The edited version of the question makes the actual requirement clearer: you have a collection that can potentially grow very large and you want an approach to partition the data. The artificial collection limit is your own planned partitioning scheme.

In that case, I think you would be best off using a single collection and taking advantage of MongoDB's auto-sharding feature to distribute the data and workload to multiple servers as required. Multiple collections is still a valid approach, but unnecessarily complicates your application code & deployment versus leveraging core MongoDB features. Assuming you choose a good shard key, your data will be automatically balanced across your shards.

You can do not have to shard immediately; you can defer the decision until you see your workload actually requiring more write scale (but knowing the option is there when you need it). You have other options before deciding to shard as well, such as upgrading your servers (disks and memory in particular) to better support your workload. Conversely, you don't want to wait until your system is crushed by workload before sharding so you definitely need to monitor the growth. I would suggest using the free MongoDB Monitoring Service (MMS) provided by 10gen.

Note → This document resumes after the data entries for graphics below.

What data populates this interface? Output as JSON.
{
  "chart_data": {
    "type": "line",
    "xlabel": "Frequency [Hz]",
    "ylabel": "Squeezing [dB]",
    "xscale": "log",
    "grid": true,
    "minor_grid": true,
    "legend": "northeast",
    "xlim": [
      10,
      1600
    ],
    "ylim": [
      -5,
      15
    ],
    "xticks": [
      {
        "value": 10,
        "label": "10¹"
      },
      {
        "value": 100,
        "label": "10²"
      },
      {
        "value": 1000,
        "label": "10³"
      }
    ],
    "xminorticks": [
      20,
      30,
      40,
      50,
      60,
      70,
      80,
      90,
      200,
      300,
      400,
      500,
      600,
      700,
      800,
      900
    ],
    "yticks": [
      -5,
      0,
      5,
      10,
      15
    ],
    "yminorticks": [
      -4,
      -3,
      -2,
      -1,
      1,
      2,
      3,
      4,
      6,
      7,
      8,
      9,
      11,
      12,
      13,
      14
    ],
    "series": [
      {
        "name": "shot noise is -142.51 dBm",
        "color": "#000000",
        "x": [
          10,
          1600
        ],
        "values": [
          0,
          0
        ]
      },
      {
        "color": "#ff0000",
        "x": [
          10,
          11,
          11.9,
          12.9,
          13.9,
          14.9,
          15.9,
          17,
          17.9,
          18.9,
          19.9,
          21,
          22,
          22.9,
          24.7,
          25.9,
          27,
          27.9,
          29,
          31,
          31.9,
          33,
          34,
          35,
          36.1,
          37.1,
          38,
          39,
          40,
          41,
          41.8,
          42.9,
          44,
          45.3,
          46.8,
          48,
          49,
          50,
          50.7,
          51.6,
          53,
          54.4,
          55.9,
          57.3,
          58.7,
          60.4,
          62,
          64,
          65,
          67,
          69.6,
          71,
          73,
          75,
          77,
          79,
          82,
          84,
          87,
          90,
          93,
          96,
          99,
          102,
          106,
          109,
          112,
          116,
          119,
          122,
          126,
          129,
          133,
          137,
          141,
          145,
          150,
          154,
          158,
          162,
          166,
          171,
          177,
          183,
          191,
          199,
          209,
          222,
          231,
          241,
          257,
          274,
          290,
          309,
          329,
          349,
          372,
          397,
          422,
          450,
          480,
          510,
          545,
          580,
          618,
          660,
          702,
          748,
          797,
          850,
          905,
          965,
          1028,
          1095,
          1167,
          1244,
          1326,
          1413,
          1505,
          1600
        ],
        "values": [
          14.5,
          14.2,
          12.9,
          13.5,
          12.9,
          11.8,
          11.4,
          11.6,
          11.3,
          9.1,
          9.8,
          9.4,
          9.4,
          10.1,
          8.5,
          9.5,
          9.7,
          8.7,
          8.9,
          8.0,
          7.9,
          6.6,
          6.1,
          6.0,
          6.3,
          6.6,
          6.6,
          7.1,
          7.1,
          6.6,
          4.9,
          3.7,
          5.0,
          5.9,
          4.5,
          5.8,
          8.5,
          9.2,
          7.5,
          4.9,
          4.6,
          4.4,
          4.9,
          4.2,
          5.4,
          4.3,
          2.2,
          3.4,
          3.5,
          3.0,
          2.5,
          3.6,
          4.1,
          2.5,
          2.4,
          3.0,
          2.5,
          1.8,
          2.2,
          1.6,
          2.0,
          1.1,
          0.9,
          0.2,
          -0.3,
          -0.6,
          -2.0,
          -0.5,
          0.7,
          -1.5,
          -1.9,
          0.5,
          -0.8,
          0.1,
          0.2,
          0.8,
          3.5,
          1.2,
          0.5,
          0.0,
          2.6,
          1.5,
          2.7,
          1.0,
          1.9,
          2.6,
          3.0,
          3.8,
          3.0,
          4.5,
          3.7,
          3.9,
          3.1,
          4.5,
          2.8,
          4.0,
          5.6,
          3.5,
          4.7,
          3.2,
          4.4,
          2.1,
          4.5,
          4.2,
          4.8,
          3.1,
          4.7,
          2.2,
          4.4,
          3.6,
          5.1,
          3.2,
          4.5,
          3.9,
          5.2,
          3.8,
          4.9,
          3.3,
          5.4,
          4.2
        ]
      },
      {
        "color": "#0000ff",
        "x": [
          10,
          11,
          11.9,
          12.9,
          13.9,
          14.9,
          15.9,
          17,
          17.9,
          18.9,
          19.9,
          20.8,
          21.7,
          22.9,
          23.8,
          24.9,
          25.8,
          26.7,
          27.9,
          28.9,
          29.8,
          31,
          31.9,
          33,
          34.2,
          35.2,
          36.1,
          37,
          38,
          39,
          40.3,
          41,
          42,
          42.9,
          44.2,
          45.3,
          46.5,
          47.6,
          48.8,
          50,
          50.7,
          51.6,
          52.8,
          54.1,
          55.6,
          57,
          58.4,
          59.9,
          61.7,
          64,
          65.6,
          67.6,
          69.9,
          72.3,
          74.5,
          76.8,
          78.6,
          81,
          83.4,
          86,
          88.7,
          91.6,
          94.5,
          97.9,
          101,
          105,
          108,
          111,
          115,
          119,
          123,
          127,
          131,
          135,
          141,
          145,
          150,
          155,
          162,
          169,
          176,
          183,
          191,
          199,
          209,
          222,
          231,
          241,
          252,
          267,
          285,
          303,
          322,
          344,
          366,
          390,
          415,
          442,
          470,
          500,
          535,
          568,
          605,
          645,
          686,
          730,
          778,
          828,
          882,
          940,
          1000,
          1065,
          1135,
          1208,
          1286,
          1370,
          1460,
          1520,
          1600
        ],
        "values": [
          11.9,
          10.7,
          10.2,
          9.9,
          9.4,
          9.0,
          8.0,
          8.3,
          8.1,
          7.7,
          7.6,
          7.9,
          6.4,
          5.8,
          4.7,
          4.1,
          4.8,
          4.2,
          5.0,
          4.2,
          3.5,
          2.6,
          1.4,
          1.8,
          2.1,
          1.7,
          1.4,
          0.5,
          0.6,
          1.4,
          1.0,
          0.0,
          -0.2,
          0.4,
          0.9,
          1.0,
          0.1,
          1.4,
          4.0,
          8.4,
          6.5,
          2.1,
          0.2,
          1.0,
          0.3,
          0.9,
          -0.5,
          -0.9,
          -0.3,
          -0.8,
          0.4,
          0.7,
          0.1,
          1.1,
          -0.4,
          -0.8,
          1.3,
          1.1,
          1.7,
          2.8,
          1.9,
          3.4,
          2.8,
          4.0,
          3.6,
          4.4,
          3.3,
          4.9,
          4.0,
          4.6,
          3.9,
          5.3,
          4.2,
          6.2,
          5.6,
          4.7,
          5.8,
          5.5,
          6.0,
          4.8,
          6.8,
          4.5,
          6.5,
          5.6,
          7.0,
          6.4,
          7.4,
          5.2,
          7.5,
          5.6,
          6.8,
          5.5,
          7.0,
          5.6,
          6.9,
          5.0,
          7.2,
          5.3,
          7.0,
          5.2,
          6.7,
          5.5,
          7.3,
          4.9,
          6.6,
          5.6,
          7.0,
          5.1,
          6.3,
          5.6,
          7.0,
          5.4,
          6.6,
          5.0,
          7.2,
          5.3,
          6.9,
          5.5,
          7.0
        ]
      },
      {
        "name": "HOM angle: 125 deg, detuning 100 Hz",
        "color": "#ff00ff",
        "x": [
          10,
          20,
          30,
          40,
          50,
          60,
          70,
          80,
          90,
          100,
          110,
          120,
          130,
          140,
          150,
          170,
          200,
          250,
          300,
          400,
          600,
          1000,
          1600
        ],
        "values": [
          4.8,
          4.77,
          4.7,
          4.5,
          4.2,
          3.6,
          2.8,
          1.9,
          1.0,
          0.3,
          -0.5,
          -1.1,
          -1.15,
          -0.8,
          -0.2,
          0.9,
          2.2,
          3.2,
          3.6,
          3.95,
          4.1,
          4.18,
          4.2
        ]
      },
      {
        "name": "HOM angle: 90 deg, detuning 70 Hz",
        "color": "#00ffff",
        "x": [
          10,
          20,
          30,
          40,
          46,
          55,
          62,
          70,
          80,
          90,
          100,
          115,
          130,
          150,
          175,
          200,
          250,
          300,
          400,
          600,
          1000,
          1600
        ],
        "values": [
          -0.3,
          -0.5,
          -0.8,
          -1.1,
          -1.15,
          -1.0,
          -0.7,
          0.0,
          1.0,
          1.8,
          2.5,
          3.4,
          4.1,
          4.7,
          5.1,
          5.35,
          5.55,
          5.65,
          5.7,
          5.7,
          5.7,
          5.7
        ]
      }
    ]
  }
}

On another website someone suggested using many databases instead of many collections. But this means overhead and then I would have to use / manage many different connections.

Multiple databases will add significantly more administrative overhead, and would likely be overkill and possibly detrimental for your use case. Storage is allocated at the database level, so 120 databases would be consuming much more space than a single database with 120 collections.

Fixed number of collections (original answer)

If you can plan for a fixed number of collections (120 as per your original question description), I think it makes more sense to take this approach rather than using a monolithic collection.

NOTE: the design considerations below still apply, but since the question was updated to clarify that multiple collections are an attempted partitioning scheme, sharding a single collection would be a much more straightforward approach.

The motivations for using separate collections would be:

  • Your documents for a single large collection will likely have to include some indication of the collection subtype, which may need to be added to multiple indexes and could significantly increase index sizes. With separate collections the subtype is already implicit in the collection namespace.

  • Sharding is enabled at the collection level. A single large collection only gives you an "all or nothing" approach, whereas individual collections allow you to control which subset(s) of data need to be sharded and choose more appropriate shard keys.

  • You can use the compact to command to defragment individual collections. Note: compact is a blocking operation, so the normal recommendation for a HA production environment would be to deploy a replica set and use rolling maintenance (i.e. compact the secondaries first, then step down and compact the primary).

  • MongoDB 2.4 (and 2.2) currently have database-level write lock granularity. In practice this has not proven a problem for the vast majority of use cases, however multiple collections would allow you to more easily move high activity collections into separate databases if needed.

  • Further to the previous point .. if you have your data in separate collections, these will be able to take advantage of future improvements in collection-level locking (see SERVER-1240 in the MongoDB Jira issue tracker).